La question revient régulièrement dans les discussions avec des dirigeants techniques : peut-on faire tourner un modèle IA performant chez soi, sans envoyer de données à OpenAI ou Anthropic ?
La réponse courte : oui, et c’est plus accessible qu’on ne le croit. La réponse longue : ça dépend de la taille du modèle, des performances requises, et du budget matériel.
Ce qu’est un déploiement on-premise
On-premise signifie que le modèle tourne sur votre infrastructure, pas sur les serveurs d’un tiers. Vos données ne quittent pas votre périmètre. Vous contrôlez les versions. Vous n’avez pas de coût marginal par requête (seulement le coût d’infrastructure).
Ce n’est pas nécessairement synonyme de performances inférieures. En 2025, les meilleurs modèles open weights (Llama 3 70B, Qwen 2.5 72B, Mistral Large 2) atteignent des performances comparables aux modèles propriétaires sur beaucoup de tâches spécialisées. L’écart reste visible sur les tâches très générales et les tâches complexes de raisonnement, mais s’est considérablement réduit.
Les APU : la surprise accessible
La révolution discrète des deux dernières années est dans les APU, processeurs qui intègrent CPU et GPU sur le même die, avec une mémoire partagée à large bande passante.
L’Apple M4 Max (disponible fin 2024) dispose de 128 Go de mémoire unifiée à 500 Go/s de bande passante. Un modèle Llama 3 70B quantisé en Q4 (qui tient en ~40 Go) tourne sur cette machine à 15-20 tokens par seconde. C’est suffisant pour de l’usage interactif, bien en dessous de la vitesse d’une API cloud mais dans les limites d’une interface de chat.

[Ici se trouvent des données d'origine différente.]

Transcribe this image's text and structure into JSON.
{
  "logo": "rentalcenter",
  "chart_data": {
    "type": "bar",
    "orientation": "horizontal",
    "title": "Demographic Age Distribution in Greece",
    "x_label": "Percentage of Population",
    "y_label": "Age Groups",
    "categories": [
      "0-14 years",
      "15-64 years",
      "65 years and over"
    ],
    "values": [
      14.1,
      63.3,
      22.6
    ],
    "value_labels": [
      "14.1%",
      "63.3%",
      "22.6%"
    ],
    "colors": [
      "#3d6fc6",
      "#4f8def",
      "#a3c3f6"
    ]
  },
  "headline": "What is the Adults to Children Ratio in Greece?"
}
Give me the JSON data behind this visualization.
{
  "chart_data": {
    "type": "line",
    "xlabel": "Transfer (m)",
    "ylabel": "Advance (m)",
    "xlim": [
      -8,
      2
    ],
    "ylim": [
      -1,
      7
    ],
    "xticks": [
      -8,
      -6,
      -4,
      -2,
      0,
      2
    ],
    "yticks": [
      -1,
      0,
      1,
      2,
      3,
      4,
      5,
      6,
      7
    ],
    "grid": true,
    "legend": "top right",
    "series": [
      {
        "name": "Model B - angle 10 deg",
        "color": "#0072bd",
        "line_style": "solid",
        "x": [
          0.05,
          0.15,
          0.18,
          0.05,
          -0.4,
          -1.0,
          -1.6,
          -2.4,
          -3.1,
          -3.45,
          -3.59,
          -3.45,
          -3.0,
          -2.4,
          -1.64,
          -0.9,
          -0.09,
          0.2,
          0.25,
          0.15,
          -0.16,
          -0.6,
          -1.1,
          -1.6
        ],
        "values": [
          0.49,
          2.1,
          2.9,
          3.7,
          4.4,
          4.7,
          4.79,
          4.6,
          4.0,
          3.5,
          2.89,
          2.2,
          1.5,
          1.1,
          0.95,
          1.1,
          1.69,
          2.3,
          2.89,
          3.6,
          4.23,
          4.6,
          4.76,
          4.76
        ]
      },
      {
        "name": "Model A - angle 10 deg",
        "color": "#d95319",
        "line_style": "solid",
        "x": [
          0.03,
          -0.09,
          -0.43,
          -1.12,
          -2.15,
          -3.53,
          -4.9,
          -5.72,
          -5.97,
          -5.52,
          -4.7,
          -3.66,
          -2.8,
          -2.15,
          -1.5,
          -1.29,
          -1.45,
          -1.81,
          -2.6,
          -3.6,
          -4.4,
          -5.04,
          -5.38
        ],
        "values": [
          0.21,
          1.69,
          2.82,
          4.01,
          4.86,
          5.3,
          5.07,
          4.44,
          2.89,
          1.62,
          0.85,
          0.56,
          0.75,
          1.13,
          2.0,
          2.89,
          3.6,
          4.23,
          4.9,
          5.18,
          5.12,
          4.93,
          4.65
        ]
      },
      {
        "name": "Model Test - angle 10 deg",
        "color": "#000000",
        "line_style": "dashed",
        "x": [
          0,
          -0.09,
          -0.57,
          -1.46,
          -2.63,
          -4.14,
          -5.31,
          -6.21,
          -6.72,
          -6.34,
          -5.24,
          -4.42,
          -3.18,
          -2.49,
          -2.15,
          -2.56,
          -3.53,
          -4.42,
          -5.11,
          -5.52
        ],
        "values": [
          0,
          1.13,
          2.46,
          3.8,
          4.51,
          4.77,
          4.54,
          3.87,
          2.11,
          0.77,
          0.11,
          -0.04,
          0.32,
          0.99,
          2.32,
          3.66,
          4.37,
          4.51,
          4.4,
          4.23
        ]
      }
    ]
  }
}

Un Mac Studio M4 Ultra avec 192 Go coûte environ 4 000 à 5 000 euros. Il peut faire tourner un modèle de 70B en local, sans GPU séparé, avec une consommation électrique de 80-100W. Pour une PME ou un cabinet de conseil qui traite des données sensibles et fait 50-200 requêtes par jour, le calcul économique peut tenir face aux coûts API sur 2-3 ans.

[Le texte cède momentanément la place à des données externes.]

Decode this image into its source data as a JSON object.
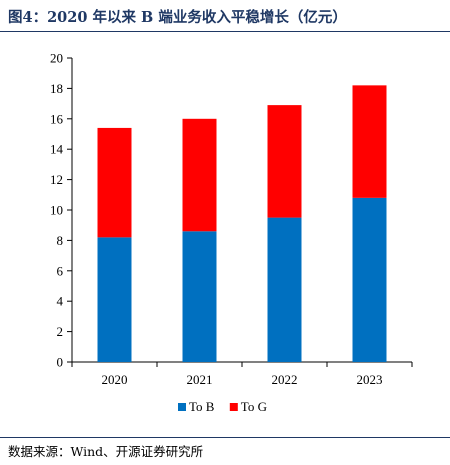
{
  "header": {
    "title": "图4：2020 年以来 B 端业务收入平稳增长（亿元）"
  },
  "footer": {
    "source": "数据来源：Wind、开源证券研究所"
  },
  "colors": {
    "to_b": "#0070c0",
    "to_g": "#ff0000",
    "frame": "#1f3864"
  },
  "chart_data": {
    "type": "bar",
    "stacked": true,
    "categories": [
      "2020",
      "2021",
      "2022",
      "2023"
    ],
    "series": [
      {
        "name": "To B",
        "values": [
          8.2,
          8.6,
          9.5,
          10.8
        ],
        "color": "#0070c0"
      },
      {
        "name": "To G",
        "values": [
          7.2,
          7.4,
          7.4,
          7.4
        ],
        "color": "#ff0000"
      }
    ],
    "ylim": [
      0,
      20
    ],
    "yticks": [
      "0",
      "2",
      "4",
      "6",
      "8",
      "10",
      "12",
      "14",
      "16",
      "18",
      "20"
    ],
    "grid": false,
    "legend": "bottom-center"
  }
}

Les GPU : la route classique pour les volumes
Pour des volumes plus importants ou des modèles plus grands, le GPU reste la référence.

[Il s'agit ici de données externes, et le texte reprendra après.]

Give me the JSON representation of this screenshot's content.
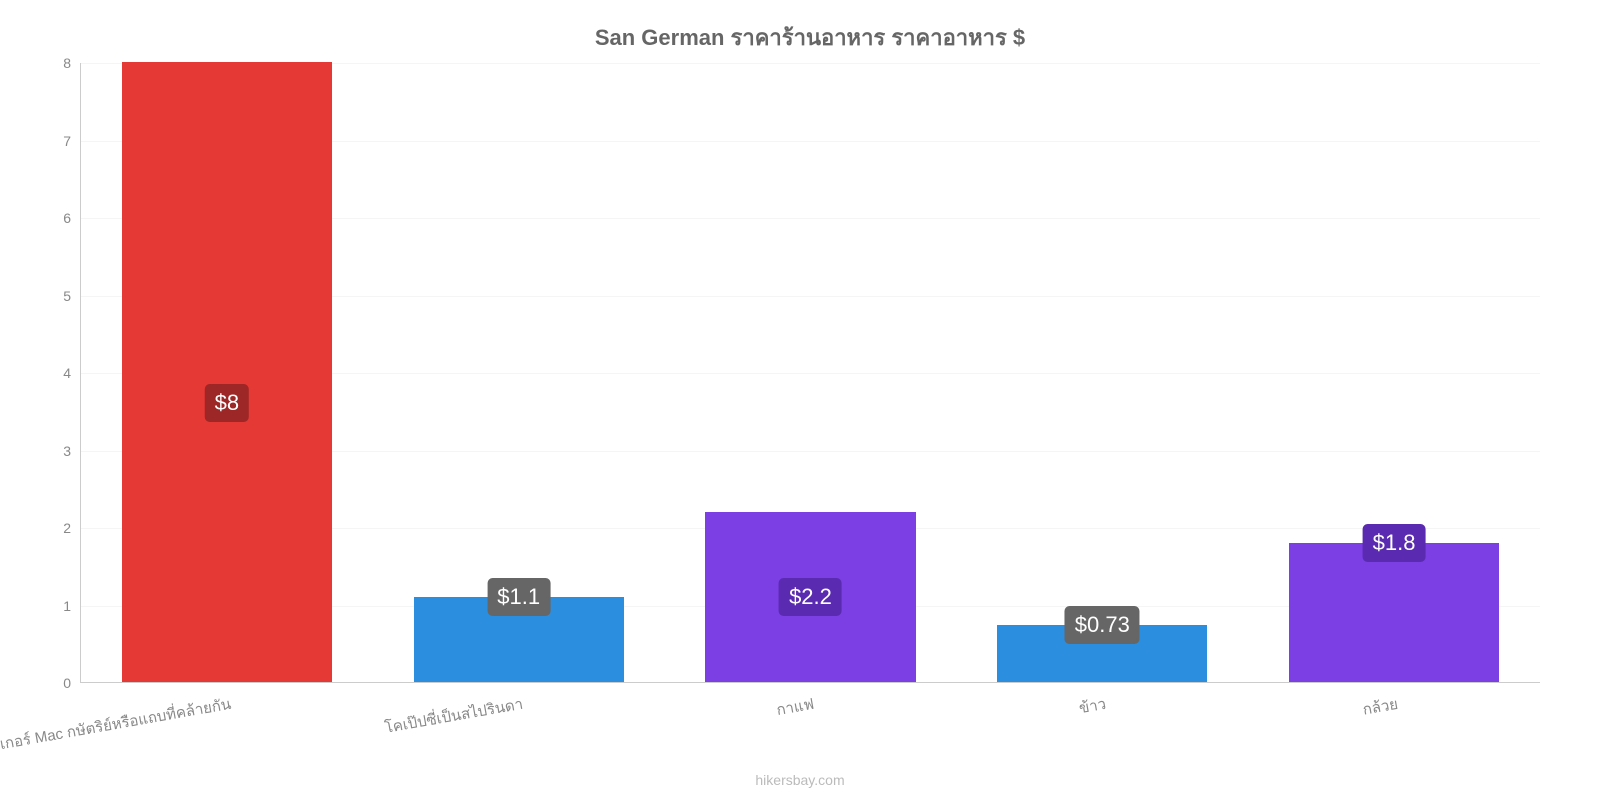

Un serveur avec 2 GPU NVIDIA RTX 4090 (24 Go VRAM chacun, ~1 500 euros chaque (tarif 2026)) peut faire tourner un modèle de 7-13B en vitesse confortable. Pour un modèle de 70B, il faut 4 à 8 GPU ou des GPU professionnels (H100 : 30 000+ euros, A100 : 15 000+).
L’infrastructure autour est aussi un coût : serveur adapté, refroidissement, onduleur, gestion système. Comptez 30 à 50% du coût GPU en infrastructure associée.
Les outils qui rendent ça accessible
En 2023, faire tourner un LLM en local nécessitait des compétences pointues. En 2025, des outils ont simplifié radicalement l’expérience :
Ollama : installation d’un LLM local en une commande (ollama run llama3.2). Interface compatible API OpenAI, donc vos applications peuvent pointer vers votre instance locale.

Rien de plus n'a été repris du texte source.